Belanghebbenden, waaronder de lidstaten, het bedrijfsleven, niet-gouvernementele organisaties op het gebied van het milieu en consumentenorganisaties, krijgen de mogelijkheid om commentaar op een zelfreguleringsmaatregel te geven.
- 6.Monitoring en verslaglegging
Er moet een onafhankelijke verificateur worden geselecteerd en benoemd, die moet monitoren of de ondertekenaars de zelfreguleringsmaatregel naleven. De zelfreguleringsmaatregel moet de onafhankelijke verificateur machtigen de naleving van de voorschriften ervan te controleren. In de zelfreguleringsmaatregel moet ook de procedure worden vastgesteld voor de selectie van de onafhankelijke verificateur alsmede de regels om te waarborgen dat de verificateur geen belangenconflicten heeft en over de nodige vaardigheden ter controle van de naleving van de voorschriften ervan beschikt.
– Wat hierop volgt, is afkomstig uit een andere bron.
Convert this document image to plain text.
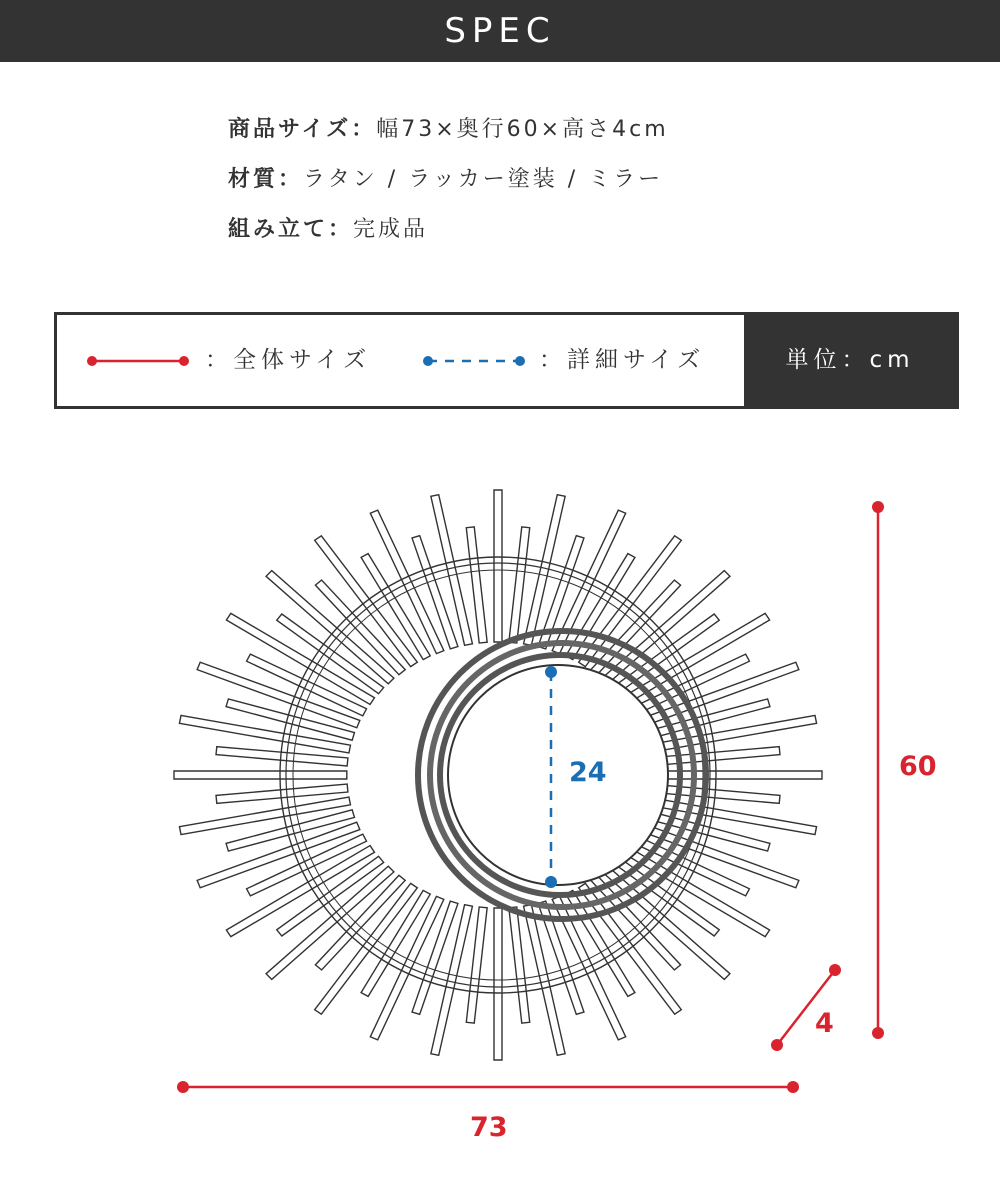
SPEC
商品サイズ：幅73×奥行60×高さ4cm
材質：ラタン / ラッカー塗装 / ミラー
組み立て：完成品
：全体サイズ	：詳細サイズ	単位：cm
24	60
4
73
Elke ondertekenaar moet jaarlijks alle informatie en gegevens rapporteren die de onafhankelijke inspecteur nodig heeft om na te gaan of de ondertekenaar zich aan de zelfreguleringsmaatregel heeft gehouden.
De onafhankelijke inspecteur moet aan het eind van elke verslagperiode van een jaar een nalevingsverslag opstellen.
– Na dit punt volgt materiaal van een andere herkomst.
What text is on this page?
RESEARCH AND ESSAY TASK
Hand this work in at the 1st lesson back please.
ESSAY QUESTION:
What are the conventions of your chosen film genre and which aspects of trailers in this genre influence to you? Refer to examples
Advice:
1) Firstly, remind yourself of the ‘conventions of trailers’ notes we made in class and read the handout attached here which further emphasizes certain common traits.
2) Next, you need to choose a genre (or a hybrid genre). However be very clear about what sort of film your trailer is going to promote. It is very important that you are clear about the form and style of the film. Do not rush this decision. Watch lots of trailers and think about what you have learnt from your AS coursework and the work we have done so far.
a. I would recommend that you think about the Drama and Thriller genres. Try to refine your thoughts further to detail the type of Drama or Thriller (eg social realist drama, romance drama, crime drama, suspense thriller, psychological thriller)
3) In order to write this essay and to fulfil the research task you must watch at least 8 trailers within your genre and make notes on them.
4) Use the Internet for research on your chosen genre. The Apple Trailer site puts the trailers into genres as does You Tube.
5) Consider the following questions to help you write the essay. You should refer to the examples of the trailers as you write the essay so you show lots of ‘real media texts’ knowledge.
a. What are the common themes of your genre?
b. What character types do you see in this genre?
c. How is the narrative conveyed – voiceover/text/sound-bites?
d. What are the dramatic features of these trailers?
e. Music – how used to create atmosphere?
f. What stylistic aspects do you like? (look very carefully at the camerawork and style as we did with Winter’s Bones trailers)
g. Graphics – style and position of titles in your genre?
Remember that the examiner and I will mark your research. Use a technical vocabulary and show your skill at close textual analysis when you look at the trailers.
Indien een ondertekenaar zich niet aan de vereisten van de zelfreguleringsmaatregel houdt, moet hij corrigerende maatregelen treffen. In geval van niet-naleving door een ondertekenaar, moet de onafhankelijke verificateur de andere ondertekenaars van de zelfreguleringsmaatregel hiervan in kennis stellen en moet hij hen tevens in kennis stellen van de corrigerende maatregelen die de ondertekenaar voornemens is te nemen.
Indien uit de resultaten van eventuele markttoezichtactiviteiten door een markttoezichtautoriteit blijkt dat de vereisten van de zelfreguleringsmaatregelen niet zijn nageleefd, moet de onafhankelijke verificateur dit in aanmerking nemen, met name in het nalevingsverslag, waarna er corrigerende maatregelen moeten worden genomen.
- 7.Kosteneffectiviteit van het beheer van een zelfreguleringsmaatregel
De kosten van het beheer van de zelfreguleringsmaatregel — met name met betrekking tot de monitoring — mogen, de doelstellingen ervan in aanmerking genomen en in vergelijking met andere beschikbare beleidsinstrumenten, geen onevenredige administratieve belasting tot gevolg hebben.